Du 16 mai à Casablanca au 11 mars à Madrid

Il existe un lien entre les attentats de Madrid et ceux de Casablanca. L’araignée qui a mordu ici et là a, semble-t-il, tissé une toile qui lui permet de circuler entre l’Espagne et le Maroc. A preuve, parmi les trois ressortissants marocains, interpellés samedi à Madrid dans le cadre de l’enquête, figure Jamal Zougam. Il a été établi par le célèbre juge d’instruction espagnol, Baltazar Garzon, que ce dernier a habité chez Abdelaziz Benyaïche, inculpé parmi les membres de la cellule d’Al Qaïda, démantelée en 2001 en Espagne.
Jamal Zougam avait été relâché à l’époque, parce que rien ne prouvait qu’il était membre du réseau d’Al Qaïda. Les choses risquent de prendre une autre tournure aujourd’hui. Et Casablanca ? L’hôte de Jamal Zougam a un frère, Salaheddine Benyaïche, qui a été arrêté par les services de sécurité marocains pour son implication dans les attentats perpétrés le 16 mai à Casablanca. Un Marocain, interpellé par les services de sécurité espagnols, a été hébergé par un autre Marocain, inculpé dans un procès contre Al Qaïda, frère lui-même d’un autre Marocain impliqué dans les attentats de Casablanca. La coïncidence est trop frappante pour être un simple fruit du hasard. Autre curiosité des Benyaïche: leur soeur est membre du Bureau exécutif de Tanger du parti de la Justice et du développement (PJD) ! Il faut toutefois s’interdire d’établir un lien de complicité entre Jamal Zougam et Abdelaziz Benyaïche avant l’aboutissement de l’enquête.
Le ministre espagnol de l’Intérieur, Angel Acebes, a annoncé samedi que trois Marocains et deux Indiens avaient été interpellés “pour implication présumée dans la vente et la falsification du téléphone mobile et des cartes sim trouvés dans le sac qui n’a pas explosé“. Il a ajouté que certains des hommes arrêtés étaient peut-être liés à des activistes marocains, mais qu’il était encore trop tôt pour l’affirmer avec certitude. Les services de sécurité marocains travaillent en étroite collaboration avec leurs homologues espagnols, dans le cadre de cette enquête.
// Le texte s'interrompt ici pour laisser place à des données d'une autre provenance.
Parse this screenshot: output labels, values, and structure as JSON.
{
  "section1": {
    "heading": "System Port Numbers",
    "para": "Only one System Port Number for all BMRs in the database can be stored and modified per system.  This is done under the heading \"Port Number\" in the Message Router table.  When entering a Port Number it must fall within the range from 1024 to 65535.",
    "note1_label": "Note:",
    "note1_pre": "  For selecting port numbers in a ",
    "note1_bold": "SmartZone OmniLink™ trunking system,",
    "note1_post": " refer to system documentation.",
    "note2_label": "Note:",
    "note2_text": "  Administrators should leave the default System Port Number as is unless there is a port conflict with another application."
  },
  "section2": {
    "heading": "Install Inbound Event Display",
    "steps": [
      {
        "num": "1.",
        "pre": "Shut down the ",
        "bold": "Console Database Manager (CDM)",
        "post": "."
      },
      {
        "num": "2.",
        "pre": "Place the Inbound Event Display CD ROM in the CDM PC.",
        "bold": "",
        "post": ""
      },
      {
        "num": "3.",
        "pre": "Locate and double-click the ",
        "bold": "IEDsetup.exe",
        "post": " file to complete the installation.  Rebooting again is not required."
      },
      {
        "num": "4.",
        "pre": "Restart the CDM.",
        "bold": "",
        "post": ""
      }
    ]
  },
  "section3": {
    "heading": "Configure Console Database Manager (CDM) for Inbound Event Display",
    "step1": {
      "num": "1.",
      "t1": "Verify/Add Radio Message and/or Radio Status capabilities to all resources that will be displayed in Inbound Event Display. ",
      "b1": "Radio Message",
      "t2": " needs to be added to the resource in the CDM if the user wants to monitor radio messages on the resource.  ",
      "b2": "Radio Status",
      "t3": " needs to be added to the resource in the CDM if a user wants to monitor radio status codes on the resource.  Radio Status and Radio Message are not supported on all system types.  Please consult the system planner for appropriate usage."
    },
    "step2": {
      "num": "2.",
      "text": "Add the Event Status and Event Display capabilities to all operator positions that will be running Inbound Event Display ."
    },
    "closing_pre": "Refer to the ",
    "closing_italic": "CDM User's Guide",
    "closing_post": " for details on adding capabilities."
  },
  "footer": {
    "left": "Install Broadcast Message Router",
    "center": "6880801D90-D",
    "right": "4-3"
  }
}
Une équipe de la sécurité marocaine s’est rendue en Espagne dimanche. Il est clair que l’arrestation des trois ressortissants marocains est au coeur de ce déplacement. D’emblée, l’arrestation des Marocains fait appréhender des réactions xénophobes.
L’ONG espagnole “SOS Racisme“ a anticipé sur l’issue de l’enquête en appelant, samedi, à éviter “la généralisation et la criminalisation“ de tous les musulmans et arabes vivant en Espagne. Les Marocains représentent la plus importante communauté d’immigrés en Espagne. Il est vrai que les rapports des Espagnols avec les Marocains n’ont pas été exempts de cahots. En cas d’implication de certains d’entre eux dans les attentats de Madrid, il faut s’attendre à l’irruption de tous les préjugés contre le moro.